Get Dry – Find a spot sheltered from the wind and, if possible, in the sun. Remove wet clothing, including socks and underwear, and don the warmest, driest layers you have; cover your head and neck, too. No dry clothes? Start a fire. Also, insulate yourself from the ground with a pad or pack.
Warm Things Up – Still shivering or feeling clumsy? You need to raise your body temperature fast. Pitch a tent and unroll your sleeping bag inside, so it’s ready. Do jumping jacks, and cook up a warm drink that has no caffeine or alcohol (both are diuretics, and dehydration hampers temperature regulation).
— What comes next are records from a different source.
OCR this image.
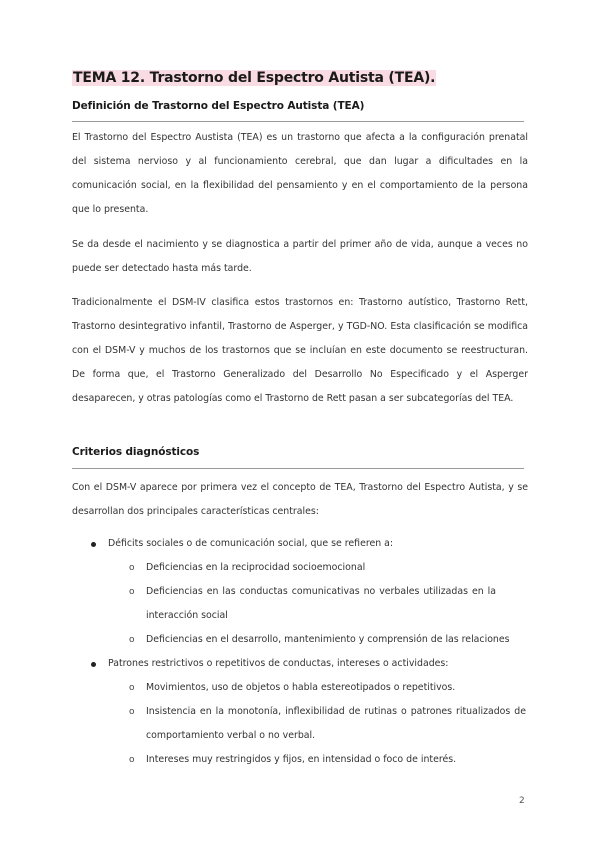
TEMA 12. Trastorno del Espectro Autista (TEA).
Definición de Trastorno del Espectro Autista (TEA)
El Trastorno del Espectro Austista (TEA) es un trastorno que afecta a la configuración prenatal del sistema nervioso y al funcionamiento cerebral, que dan lugar a dificultades en la comunicación social, en la flexibilidad del pensamiento y en el comportamiento de la persona que lo presenta.
Se da desde el nacimiento y se diagnostica a partir del primer año de vida, aunque a veces no puede ser detectado hasta más tarde.
Tradicionalmente el DSM-IV clasifica estos trastornos en: Trastorno autístico, Trastorno Rett, Trastorno desintegrativo infantil, Trastorno de Asperger, y TGD-NO. Esta clasificación se modifica con el DSM-V y muchos de los trastornos que se incluían en este documento se reestructuran. De forma que, el Trastorno Generalizado del Desarrollo No Especificado y el Asperger desaparecen, y otras patologías como el Trastorno de Rett pasan a ser subcategorías del TEA.
Criterios diagnósticos
Con el DSM-V aparece por primera vez el concepto de TEA, Trastorno del Espectro Autista, y se desarrollan dos principales características centrales:
Déficits sociales o de comunicación social, que se refieren a:
o Deficiencias en la reciprocidad socioemocional
o Deficiencias en las conductas comunicativas no verbales utilizadas en la interacción social
o Deficiencias en el desarrollo, mantenimiento y comprensión de las relaciones
Patrones restrictivos o repetitivos de conductas, intereses o actividades:
o Movimientos, uso de objetos o habla estereotipados o repetitivos.
o Insistencia en la monotonía, inflexibilidad de rutinas o patrones ritualizados de comportamiento verbal o no verbal.
o Intereses muy restringidos y fijos, en intensidad o foco de interés.
2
Sugary drinks and foods boost a hypothermic person’s ability to generate body heat.
Treat Hypothermia – Slurred speech, resisting help, and confusion signal hypothermia’s downward spiral. If those symptoms develop, zip the victim into a dry sleeping bag, treat for shock by raising his feet, and place a water bottle or bladder filled with lukewarm—not hot—water against his chest, back, groin, and head. Before you strip naked to spoon with your buddy, know that a 1994 Canadian study in the Journal of Applied Physiology showed that body-to-body contact doesn’t warm up hypothermia victims any faster than applying heated water bottles at these key areas. Plus, it chills another person.